Oto oni: młody szpieg armii papuaskiej po przejściach, jawajski bibliotekarz z Bobem Marleyem na koszulce i pełen wigoru emerytowany budowlaniec z Makassaru. Oto ja: biała blondkrólewna w prowizorycznie sklejonych taśmą gumowych pantofelkach. Siedzimy razem, złączeni braterstwem potu, palimy jednego djaruma na spółkę i szukamy sensu tej chwili gdzieś ponad linią horyzontu. Wyglądamy razem jak jakaś żałosna karykatura Fantastycznej Czwórki, Drużyna A ulicznego kabaretu, sponiewierana Dorotka i jej zblazowany team, którzy zgubili się po drodze do krainy Oz i odechciało im się iść dalej. Słońce i poziom zmęczenia wspólnie sięgają zenitu, nierozłączni, bezwzględni i niepokonani. Poziom abstrakcji powoli ich dogania, istota rzeczy rozpływa się na szafirowym odbiciu morza w niebie, szydzi z nas zniekształconych, wklejonych bezładnie w taflę fatamorganicznej spiekoty.

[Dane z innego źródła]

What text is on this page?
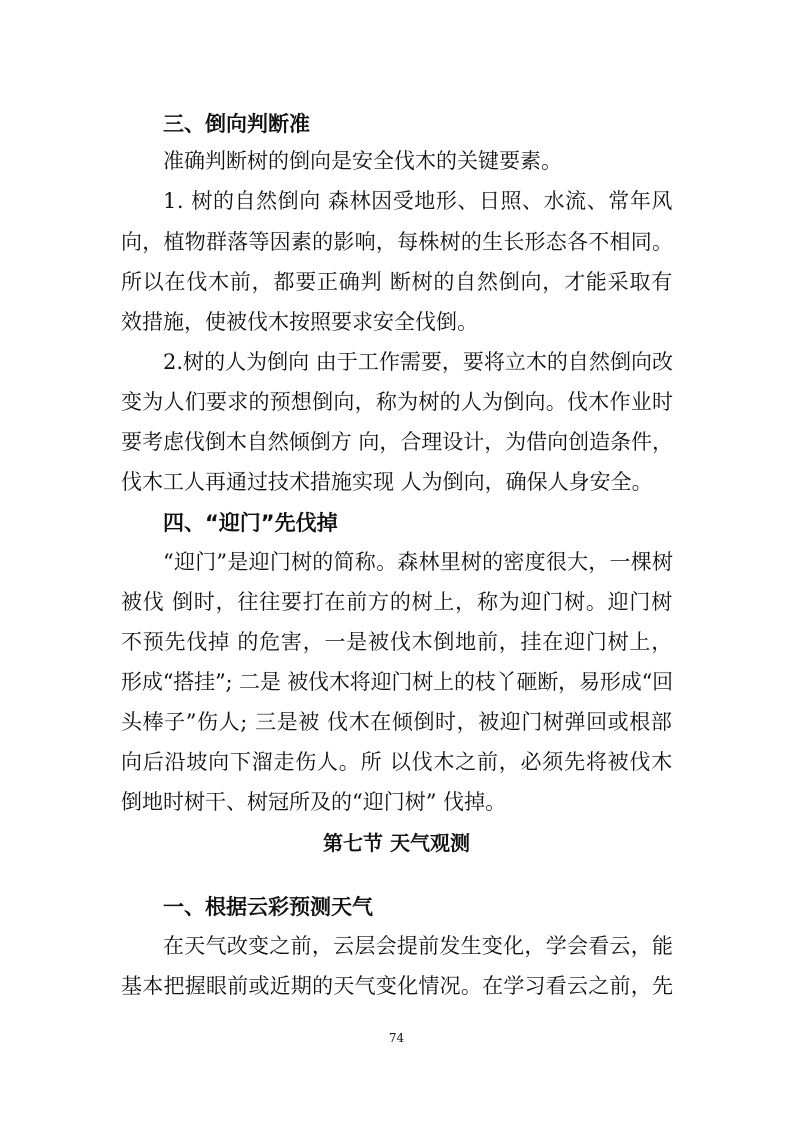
三、倒向判断准
准确判断树的倒向是安全伐木的关键要素。
1. 树的自然倒向 森林因受地形、日照、水流、常年风
向，植物群落等因素的影响，每株树的生长形态各不相同。
所以在伐木前，都要正确判 断树的自然倒向，才能采取有
效措施，使被伐木按照要求安全伐倒。
2.树的人为倒向 由于工作需要，要将立木的自然倒向改
变为人们要求的预想倒向，称为树的人为倒向。伐木作业时
要考虑伐倒木自然倾倒方 向，合理设计，为借向创造条件，
伐木工人再通过技术措施实现 人为倒向，确保人身安全。
四、“迎门”先伐掉
“迎门”是迎门树的简称。森林里树的密度很大，一棵树
被伐 倒时，往往要打在前方的树上，称为迎门树。迎门树
不预先伐掉 的危害，一是被伐木倒地前，挂在迎门树上，
形成“搭挂”; 二是 被伐木将迎门树上的枝丫砸断，易形成“回
头棒子”伤人; 三是被 伐木在倾倒时，被迎门树弹回或根部
向后沿坡向下溜走伤人。所 以伐木之前，必须先将被伐木
倒地时树干、树冠所及的“迎门树” 伐掉。
第七节 天气观测
一、根据云彩预测天气
在天气改变之前，云层会提前发生变化，学会看云，能
基本把握眼前或近期的天气变化情况。在学习看云之前，先
74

Płynę. Jest mi brudno, jest bezpłciowo, jest mi błogo. Odliczam sekundy, kiedy wreszcie stary głośnik zaskrzeczy azanem, i ludzie zbiorą się do modlitwy, tłum się na chwilę przerzedzi i w końcu będę mogła nabrać do płuc odpowiednią ilość powietrza, która będzie musiała mi wystarczyć na następne kilkanaście godzin wymuszonej międzycielesnej zażyłości. Po modlitwie już tylko chwil kilka do posiłku, plus jakaś godzina stania w milczeniu w kolejce, żeby wreszcie dostać ten upragniony kawałek plastiku z kulką suchego ryżu i czegoś, co można byłoby nazwać wczorajszą rybą, ale nikt nie jest pewien co do istoty tego bytu naprawdę.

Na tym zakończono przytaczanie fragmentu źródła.